\
Version 0.2.0 of filesystem-spec
(fsspec
for the remainder of this article) has been released, and everyone is invited to try it and make their thoughts known!
On github: https://github.com/martindurant/filesystem_spec
Documentation: https://filesystem-spec.readthedocs.io/
Installation
conda install -c conda-forge fsspec # or pip install fsspec
I have been previously involved with building interfaces to storage systems, which have become popular and widely used:
and a general mechanism for accessing files on these systems within Dask. For the purposes of Dask, it was critical to be able to resolve glob patterns on a given file-system, pass arguments (such as credentials) through to that system, and be able to read arbitrary sections of some file without downloading or reading the whole file. This is how functions such as dd.read_csv
are distributed to the nodes of a Dask cluster, and each worker reads different parts of the data files from network or remote storage.
fsspec
defines an abstract file-system for other filesystem interfaces to be based on, with an interface similar to the builtin os
module. It is meant to unify the above interfaces and codify all of the extra functionality - not to mention cutting out a lot of duplication between the projects. This means a unified API for accessing any file storage-like system (archive, cluster, remote), do normal file operations (copy, delete, list) and obtain file-like instances to pass to other libraries. It also makes it much easier to add higher-level functionality to all the implementations, such as transparent compressed and text-mode files, a key-value mapping, file search and transactional writing, all in one place.
Whilst s3fs and gcsfs remain separate projects for now, both have integration PRs to show how they would be adapted to fsspec, without changing the user experience. These PRs mostly remove duplicated code. The following implementations are included in the repo, and we can use them for a demonstration:
Every file-system has the same API.
The completeness of each implementation varies: HTTP and zip-files are read-only, for example, and not all HTTP servers respect HEAD and byte-range requests.

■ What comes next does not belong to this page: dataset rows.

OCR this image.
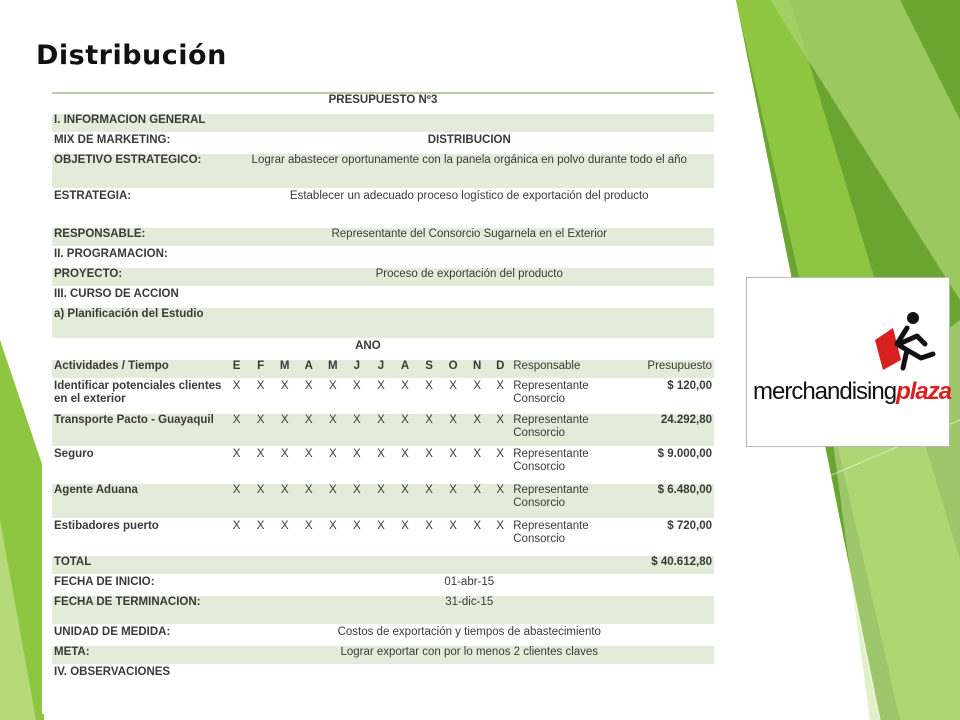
Distribución
PRESUPUESTO Nº3														
I. INFORMACIÓN GENERAL														
MIX DE MARKETING:	DISTRIBUCIÓN													
OBJETIVO ESTRATÉGICO:	Lograr abastecer oportunamente con la panela orgánica en polvo durante todo el año													
ESTRATEGIA:	Establecer un adecuado proceso logístico de exportación del producto													
RESPONSABLE:	Representante del Consorcio Sugarnela en el Exterior													
II. PROGRAMACIÓN:														
PROYECTO:	Proceso de exportación del producto													
III. CURSO DE ACCIÓN														
a) Planificación del Estudio														
	AÑO													
Actividades / Tiempo	E	F	M	A	M	J	J	A	S	O	N	D	Responsable	Presupuesto
Identificar potenciales clientes en el exterior	X	X	X	X	X	X	X	X	X	X	X	X	Representante Consorcio	$ 120,00
Transporte Pacto - Guayaquil	X	X	X	X	X	X	X	X	X	X	X	X	Representante Consorcio	24.292,80
Seguro	X	X	X	X	X	X	X	X	X	X	X	X	Representante Consorcio	$ 9.000,00
Agente Aduana	X	X	X	X	X	X	X	X	X	X	X	X	Representante Consorcio	$ 6.480,00
Estibadores puerto	X	X	X	X	X	X	X	X	X	X	X	X	Representante Consorcio	$ 720,00
TOTAL														$ 40.612,80
FECHA DE INICIO:	01-abr-15													
FECHA DE TERMINACIÓN:	31-dic-15													
UNIDAD DE MEDIDA:	Costos de exportación y tiempos de abastecimiento													
META:	Lograr exportar con por lo menos 2 clientes claves													
IV. OBSERVACIONES														
merchandisingplaza
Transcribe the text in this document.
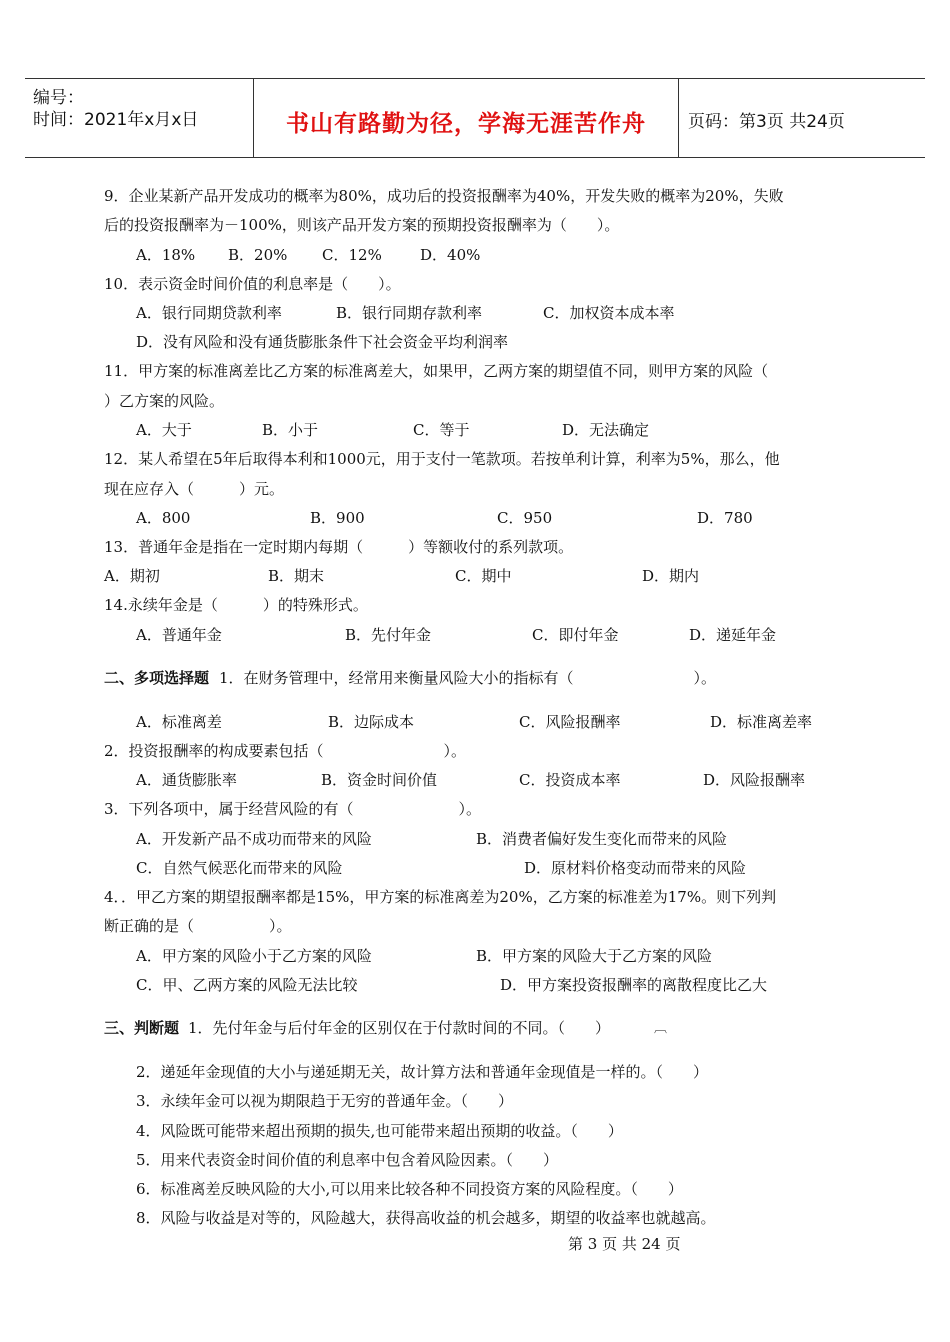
编号：
时间：2021年x月x日	书山有路勤为径，学海无涯苦作舟	页码：第3页 共24页
9．企业某新产品开发成功的概率为80%，成功后的投资报酬率为40%，开发失败的概率为20%，失败
后的投资报酬率为－100%，则该产品开发方案的预期投资报酬率为（　　）。
A．18% B．20% C．12%	D．40%
10．表示资金时间价值的利息率是（　　）。
A．银行同期贷款利率	B．银行同期存款利率	C．加权资本成本率
D．没有风险和没有通货膨胀条件下社会资金平均利润率
11．甲方案的标准离差比乙方案的标准离差大，如果甲，乙两方案的期望值不同，则甲方案的风险（
）乙方案的风险。
A．大于	B．小于	C．等于	D．无法确定
12．某人希望在5年后取得本利和1000元，用于支付一笔款项。若按单利计算，利率为5%，那么，他
现在应存入（　　　）元。
A．800	B．900	C．950	D．780
13．普通年金是指在一定时期内每期（　　　）等额收付的系列款项。
A．期初	B．期末	C．期中	D．期内
14.永续年金是（　　　）的特殊形式。
A．普通年金	B．先付年金	C．即付年金	D．递延年金
二、多项选择题 1．在财务管理中，经常用来衡量风险大小的指标有（　　　　　　　　）。
A．标准离差	B．边际成本	C．风险报酬率	D．标准离差率
2．投资报酬率的构成要素包括（　　　　　　　　）。
A．通货膨胀率	B．资金时间价值	C．投资成本率	D．风险报酬率
3．下列各项中，属于经营风险的有（　　　　　　　）。
A．开发新产品不成功而带来的风险	B．消费者偏好发生变化而带来的风险
C．自然气候恶化而带来的风险	D．原材料价格变动而带来的风险
4．．甲乙方案的期望报酬率都是15%，甲方案的标准离差为20%，乙方案的标准差为17%。则下列判
断正确的是（　　　　　）。
A．甲方案的风险小于乙方案的风险	B．甲方案的风险大于乙方案的风险
C．甲、乙两方案的风险无法比较	D．甲方案投资报酬率的离散程度比乙大
三、判断题 1．先付年金与后付年金的区别仅在于付款时间的不同。（　　）	︹
2．递延年金现值的大小与递延期无关，故计算方法和普通年金现值是一样的。（　　）
3．永续年金可以视为期限趋于无穷的普通年金。（　　）
4．风险既可能带来超出预期的损失,也可能带来超出预期的收益。（　　）
5．用来代表资金时间价值的利息率中包含着风险因素。（　　）
6．标准离差反映风险的大小,可以用来比较各种不同投资方案的风险程度。（　　）
8．风险与收益是对等的，风险越大，获得高收益的机会越多，期望的收益率也就越高。
第 3 页 共 24 页
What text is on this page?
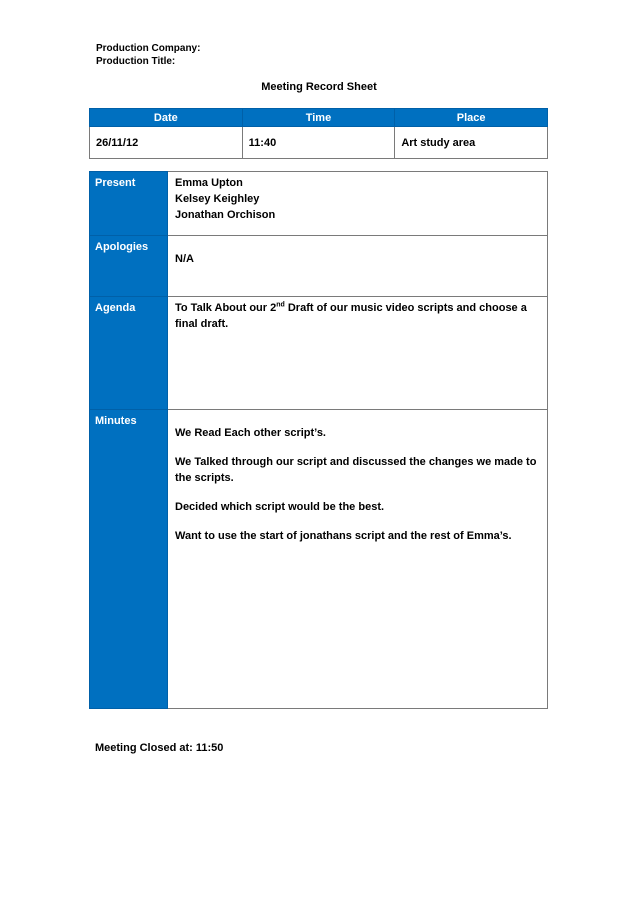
Production Company:
Production Title:
Meeting Record Sheet
Date	Time	Place
26/11/12	11:40	Art study area
Present	Emma Upton

Kelsey Keighley

Jonathan Orchison

Apologies	N/A

Agenda	To Talk About our 2nd Draft of our music video scripts and choose a final draft.

Minutes	We Read Each other script’s.

We Talked through our script and discussed the changes we made to the scripts.

Decided which script would be the best.

Want to use the start of jonathans script and the rest of Emma’s.

Meeting Closed at: 11:50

An example use of the interface may be as follows. Start an FTP server in one process (this would normally be running elsewhere):
python -m pyftpdlib -d /Users/tmp/data -u user -P pass -w
and in python
>>> import fsspec >>> fs = fsspec.filesystem('ftp', host='localhost', port=2121, username='user', password='pass') >>> fs.ls('/') ['/text', '/text2', '/comp.zip'] >>> fs.cat('/text') Hello fsspec >>> fs.info('/text') {'modify': '20190223200610', 'perm': 'radfwMT', 'size': 14, 'type': 'file', 'unique': '1000004g202c662ff', 'name': '/text'} >>> fs.cat('/text') b'Hello fsspec\n' >>> with fs.open('/text2', 'wt') as f: ... f.write('Fóreign téxtá') >>> with fs.open('/text2', 'rt') as f: ... f.seek(7) ... print(f.read()) téxtá
or even chain file-systems:
>>> fs = fsspec.filesystem('sftp', host='localhost') # now via SSH >>> f = fs.open('/Users/mdurant/data/comp.zip', 'rb') # contains previous file "text" >>> fs2 = fsspec.filesystem('zip', fo=f) >>> fs2.cat('text') b'Hello fsspec\n\n'
Finally, making use of the more general functionality - this is typically where external libraries would start:
>>> files = fsspec.open_files('ftp:///text*', host='localhost', port=2121, username='user', password='pass', mode='rt') >>> files [<OpenFile '/text'>, <OpenFile '/text2'>] >>> with files[0] as f: ... print(f.readline()) Hello fsspec
where each OpenFile
is a serializable instance which points to a text-mode file-like object which could be passed to any python function that expects a file. Being serializable means that the instance can be safely passed between processes and even machines (so long as they can access the same underlying resource) - actual access only happens in the with
context blocks.
There is no compression in this case, but there could have been.
Now that fsspec
is here, it is conceivable that Dask could be changed to depend upon it, and so we are able to move all the file and bytes-handling stuff out of there, and so make this more widely available to people and other libraries. That is my hope. Similarly, it would make a lot of sense to eventually have s3fs and gcsfs and indeed azure-datalake depend on fsspec, and to avoid all the redundant code in the various projects.
It is also much easier now to add new implementations such as azure-blob-storage and a whole host of other storage media.
We need tests! We need more implementations! Perhaps more importantly, we need a conversation about the right way approach the trickier issues, such as file listing caching, read-ahead, and what to do on systems that don't have real hierarchical directories (e.g., s3).
All fsspec
-compliant classes also subclass from Arrow's file-system, if installed, so any Arrow function that expects one of its own file-systems will happily work with any of the implementations.